You want to analyze span durations per service, storing them as arrays for later manipulation.
**Query**
```kusto theme={null}
['otel-demo-traces']
| make-series avg(duration) on _time from ago(2h) to now() step 10m by ['service.name']
```
[Run in Playground](https://play.axiom.co/axiom-play-qf1k/query?initForm=%7B%22apl%22%3A%22%5B'otel-demo-traces'%5D%20%7C%20make-series%20avg\(duration\)%20on%20_time%20from%20ago\(2h\)%20to%20now\(\)%20step%2010m%20by%20%5B'service.name'%5D%22%7D)
**Output**
| service.name | avg\_duration | time |
| ------------ | ------------------------------ | ------------------------ |
| frontend | \[20ms, 18ms, 22ms, 19ms, ...] | \[2025-09-29T08:00, ...] |
| checkout | \[35ms, 40ms, 33ms, 37ms, ...] | \[2025-09-29T08:00, ...] |
The query produces array-encoded time series per service, which you can further process with `series_*` functions.

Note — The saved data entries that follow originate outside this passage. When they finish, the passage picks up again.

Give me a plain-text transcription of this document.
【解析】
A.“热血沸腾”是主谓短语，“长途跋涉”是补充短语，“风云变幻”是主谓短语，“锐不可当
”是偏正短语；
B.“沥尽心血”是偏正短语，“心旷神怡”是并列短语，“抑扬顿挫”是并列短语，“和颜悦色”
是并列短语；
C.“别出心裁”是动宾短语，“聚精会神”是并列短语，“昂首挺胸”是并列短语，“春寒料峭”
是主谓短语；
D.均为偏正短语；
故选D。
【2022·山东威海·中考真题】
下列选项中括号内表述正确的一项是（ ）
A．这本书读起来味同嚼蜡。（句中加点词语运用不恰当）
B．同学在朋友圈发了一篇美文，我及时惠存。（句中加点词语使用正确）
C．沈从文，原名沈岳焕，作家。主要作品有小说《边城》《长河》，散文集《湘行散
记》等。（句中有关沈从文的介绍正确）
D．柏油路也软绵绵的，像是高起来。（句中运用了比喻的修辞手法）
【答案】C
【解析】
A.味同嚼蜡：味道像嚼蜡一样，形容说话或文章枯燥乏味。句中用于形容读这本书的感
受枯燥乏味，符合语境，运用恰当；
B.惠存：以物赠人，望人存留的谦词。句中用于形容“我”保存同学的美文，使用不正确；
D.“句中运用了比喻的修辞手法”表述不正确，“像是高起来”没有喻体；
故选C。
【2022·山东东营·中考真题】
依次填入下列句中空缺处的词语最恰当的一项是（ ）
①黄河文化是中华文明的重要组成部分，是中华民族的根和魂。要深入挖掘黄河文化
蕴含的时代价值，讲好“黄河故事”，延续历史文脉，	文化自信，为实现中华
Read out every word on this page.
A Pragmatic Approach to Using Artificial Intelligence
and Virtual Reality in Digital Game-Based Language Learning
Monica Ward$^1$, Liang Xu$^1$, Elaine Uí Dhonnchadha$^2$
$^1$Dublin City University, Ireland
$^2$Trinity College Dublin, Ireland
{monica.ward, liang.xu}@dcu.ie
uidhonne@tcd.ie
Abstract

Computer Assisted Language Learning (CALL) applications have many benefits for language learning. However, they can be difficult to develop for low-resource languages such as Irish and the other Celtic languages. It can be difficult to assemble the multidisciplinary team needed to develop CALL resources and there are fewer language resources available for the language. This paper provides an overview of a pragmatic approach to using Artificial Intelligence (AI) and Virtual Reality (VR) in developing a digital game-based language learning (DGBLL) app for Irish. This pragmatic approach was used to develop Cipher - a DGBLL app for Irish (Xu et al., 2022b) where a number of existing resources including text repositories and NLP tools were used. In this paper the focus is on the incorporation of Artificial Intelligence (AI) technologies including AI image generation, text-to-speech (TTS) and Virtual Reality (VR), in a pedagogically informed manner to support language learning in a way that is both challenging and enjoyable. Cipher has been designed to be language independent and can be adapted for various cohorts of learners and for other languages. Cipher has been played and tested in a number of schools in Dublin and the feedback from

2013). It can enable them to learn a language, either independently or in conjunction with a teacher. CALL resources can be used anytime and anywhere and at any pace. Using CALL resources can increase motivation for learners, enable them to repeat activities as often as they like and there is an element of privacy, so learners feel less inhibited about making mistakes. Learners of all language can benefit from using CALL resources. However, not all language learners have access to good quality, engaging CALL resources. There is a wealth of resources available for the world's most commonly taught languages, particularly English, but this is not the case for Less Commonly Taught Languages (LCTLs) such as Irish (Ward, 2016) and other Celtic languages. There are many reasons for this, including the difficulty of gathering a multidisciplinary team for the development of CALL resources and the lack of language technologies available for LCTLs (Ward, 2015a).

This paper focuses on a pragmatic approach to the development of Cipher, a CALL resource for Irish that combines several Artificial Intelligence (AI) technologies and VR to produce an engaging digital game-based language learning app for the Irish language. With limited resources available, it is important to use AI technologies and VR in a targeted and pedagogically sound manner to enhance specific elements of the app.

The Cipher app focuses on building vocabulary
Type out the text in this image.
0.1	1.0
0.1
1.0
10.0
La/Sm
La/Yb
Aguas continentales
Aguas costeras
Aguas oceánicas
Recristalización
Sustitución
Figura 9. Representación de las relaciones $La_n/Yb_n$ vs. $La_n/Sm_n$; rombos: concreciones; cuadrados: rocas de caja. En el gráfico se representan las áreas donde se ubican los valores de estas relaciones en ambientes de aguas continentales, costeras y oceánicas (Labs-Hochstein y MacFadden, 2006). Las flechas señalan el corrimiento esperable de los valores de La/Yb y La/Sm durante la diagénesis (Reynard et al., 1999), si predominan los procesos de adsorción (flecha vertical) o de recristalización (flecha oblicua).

You want to analyze the rate of HTTP 500 errors in your logs per minute.
**Query**
```kusto theme={null}
['sample-http-logs']
| where status == '500'
| make-series count() default=0 on _time from ago(30m) to now() step 1m
```
[Run in Playground](https://play.axiom.co/axiom-play-qf1k/query?initForm=%7B%22apl%22%3A%22%5B'sample-http-logs'%5D%20%7C%20where%20status%20%3D%3D%20'500'%20%7C%20make-series%20count\(\)%20default%3D0%20on%20_time%20from%20ago\(30m\)%20to%20now\(\)%20step%201m%22%7D)
**Output**
| count\_ | \_time |
| ------------------------------------ | -------------------------------------------------------------------------- |
| \[1489, 1428, 1517, 1462, 1509, ...] | \["2025-09-30T09:08:14.921301725Z", "2025-09-30T09:09:14.921301725Z", ...] |
The query generates a time series of HTTP 500 error counts as an array-based time series for further analysis with `series_*` functions.

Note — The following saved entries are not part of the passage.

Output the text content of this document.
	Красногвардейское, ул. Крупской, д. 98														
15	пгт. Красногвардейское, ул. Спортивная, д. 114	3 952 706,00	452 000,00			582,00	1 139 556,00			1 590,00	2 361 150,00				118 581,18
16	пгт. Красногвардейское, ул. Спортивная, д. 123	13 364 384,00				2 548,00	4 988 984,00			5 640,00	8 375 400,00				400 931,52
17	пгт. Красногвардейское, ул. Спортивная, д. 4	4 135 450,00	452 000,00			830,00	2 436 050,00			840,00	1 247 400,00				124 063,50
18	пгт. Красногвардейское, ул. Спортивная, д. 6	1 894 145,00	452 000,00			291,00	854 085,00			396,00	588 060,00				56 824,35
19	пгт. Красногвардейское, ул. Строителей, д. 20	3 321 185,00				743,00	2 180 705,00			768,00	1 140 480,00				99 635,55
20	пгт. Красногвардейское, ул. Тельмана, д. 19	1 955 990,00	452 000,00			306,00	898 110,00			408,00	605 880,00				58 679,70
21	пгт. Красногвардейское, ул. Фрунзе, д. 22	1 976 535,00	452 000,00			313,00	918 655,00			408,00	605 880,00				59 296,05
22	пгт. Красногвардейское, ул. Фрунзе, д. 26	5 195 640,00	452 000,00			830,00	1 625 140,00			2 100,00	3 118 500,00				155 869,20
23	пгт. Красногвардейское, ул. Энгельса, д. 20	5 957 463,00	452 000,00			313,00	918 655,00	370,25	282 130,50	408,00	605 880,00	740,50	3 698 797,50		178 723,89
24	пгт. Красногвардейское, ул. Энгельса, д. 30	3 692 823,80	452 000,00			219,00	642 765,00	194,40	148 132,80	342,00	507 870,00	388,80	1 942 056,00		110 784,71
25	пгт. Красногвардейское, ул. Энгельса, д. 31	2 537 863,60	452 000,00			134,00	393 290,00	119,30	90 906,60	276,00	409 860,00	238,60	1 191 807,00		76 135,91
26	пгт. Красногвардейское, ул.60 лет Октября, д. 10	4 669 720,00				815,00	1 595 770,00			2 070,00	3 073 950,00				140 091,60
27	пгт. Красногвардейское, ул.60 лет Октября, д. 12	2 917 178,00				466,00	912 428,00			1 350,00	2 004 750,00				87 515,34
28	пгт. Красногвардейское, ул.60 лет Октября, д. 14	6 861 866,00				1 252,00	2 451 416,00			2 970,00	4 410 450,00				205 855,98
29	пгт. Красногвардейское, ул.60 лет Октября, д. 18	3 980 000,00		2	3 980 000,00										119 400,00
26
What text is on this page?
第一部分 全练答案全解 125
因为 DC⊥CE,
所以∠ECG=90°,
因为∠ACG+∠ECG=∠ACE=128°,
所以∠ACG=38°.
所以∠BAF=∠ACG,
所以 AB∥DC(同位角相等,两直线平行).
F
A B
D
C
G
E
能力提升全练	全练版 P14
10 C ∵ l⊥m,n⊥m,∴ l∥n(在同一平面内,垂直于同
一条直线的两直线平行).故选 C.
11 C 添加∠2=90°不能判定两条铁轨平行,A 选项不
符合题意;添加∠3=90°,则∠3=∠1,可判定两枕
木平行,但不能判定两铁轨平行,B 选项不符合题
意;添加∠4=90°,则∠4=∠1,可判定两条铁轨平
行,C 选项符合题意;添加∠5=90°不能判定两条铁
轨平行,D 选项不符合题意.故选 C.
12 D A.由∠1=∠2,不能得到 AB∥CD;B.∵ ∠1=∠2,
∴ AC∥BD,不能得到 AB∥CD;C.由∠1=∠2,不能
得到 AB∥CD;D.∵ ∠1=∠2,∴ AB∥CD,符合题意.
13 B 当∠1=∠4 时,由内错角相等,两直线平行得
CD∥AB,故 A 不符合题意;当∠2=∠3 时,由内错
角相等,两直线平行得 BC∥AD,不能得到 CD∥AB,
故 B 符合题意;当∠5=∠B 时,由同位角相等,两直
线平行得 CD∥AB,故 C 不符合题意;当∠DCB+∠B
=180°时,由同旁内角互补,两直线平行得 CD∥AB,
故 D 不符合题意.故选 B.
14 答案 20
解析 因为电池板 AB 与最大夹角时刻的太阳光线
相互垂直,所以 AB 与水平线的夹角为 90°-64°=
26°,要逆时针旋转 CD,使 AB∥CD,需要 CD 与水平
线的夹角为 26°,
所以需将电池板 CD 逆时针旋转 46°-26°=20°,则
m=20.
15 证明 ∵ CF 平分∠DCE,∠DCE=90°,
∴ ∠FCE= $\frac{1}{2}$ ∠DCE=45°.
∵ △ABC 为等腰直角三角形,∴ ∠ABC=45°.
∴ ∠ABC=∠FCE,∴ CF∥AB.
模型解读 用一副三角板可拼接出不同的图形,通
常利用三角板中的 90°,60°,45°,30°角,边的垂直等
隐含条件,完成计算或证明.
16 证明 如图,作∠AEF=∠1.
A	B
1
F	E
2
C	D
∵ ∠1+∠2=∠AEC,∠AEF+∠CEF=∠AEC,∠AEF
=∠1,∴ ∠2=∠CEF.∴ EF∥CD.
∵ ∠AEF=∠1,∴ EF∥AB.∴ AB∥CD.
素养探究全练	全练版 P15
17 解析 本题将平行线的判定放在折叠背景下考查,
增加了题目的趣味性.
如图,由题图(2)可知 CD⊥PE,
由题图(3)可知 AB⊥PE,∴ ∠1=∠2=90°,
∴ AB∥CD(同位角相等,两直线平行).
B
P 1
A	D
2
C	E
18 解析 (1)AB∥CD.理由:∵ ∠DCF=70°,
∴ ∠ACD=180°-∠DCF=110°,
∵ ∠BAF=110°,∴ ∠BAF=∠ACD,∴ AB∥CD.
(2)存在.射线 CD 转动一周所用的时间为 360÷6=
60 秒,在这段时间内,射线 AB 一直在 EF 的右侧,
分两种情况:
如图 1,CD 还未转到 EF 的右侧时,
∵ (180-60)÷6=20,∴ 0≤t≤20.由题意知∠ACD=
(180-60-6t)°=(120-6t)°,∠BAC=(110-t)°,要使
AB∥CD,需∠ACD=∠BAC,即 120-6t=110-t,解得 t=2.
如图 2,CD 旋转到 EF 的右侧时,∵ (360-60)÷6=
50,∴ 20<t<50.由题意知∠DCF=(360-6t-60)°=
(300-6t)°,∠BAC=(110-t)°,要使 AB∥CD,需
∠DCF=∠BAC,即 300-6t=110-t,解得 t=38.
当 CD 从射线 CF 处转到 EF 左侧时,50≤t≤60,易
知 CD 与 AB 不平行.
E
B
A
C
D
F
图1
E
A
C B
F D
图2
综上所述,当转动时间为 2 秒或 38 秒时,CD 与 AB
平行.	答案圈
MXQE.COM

## List of related operators
* [extend](/apl/tabular-operators/extend-operator): Creates new calculated fields, often as preparation before `make-series`. Use `extend` when you want to preprocess data for time series analysis.
* [mv-expand](/apl/tabular-operators/mv-expand): Expands arrays into multiple rows. Use `mv-expand` to work with the arrays returned by `make-series`.
* [summarize](/apl/tabular-operators/summarize-operator): Aggregates rows into groups but does not generate continuous time bins. Use `summarize` when you want flexible grouping without forcing evenly spaced intervals.
* [top](/apl/tabular-operators/top-operator): Returns the top rows by a specified expression, not time series. Use `top` when you want to focus on the most significant values instead of trends over time.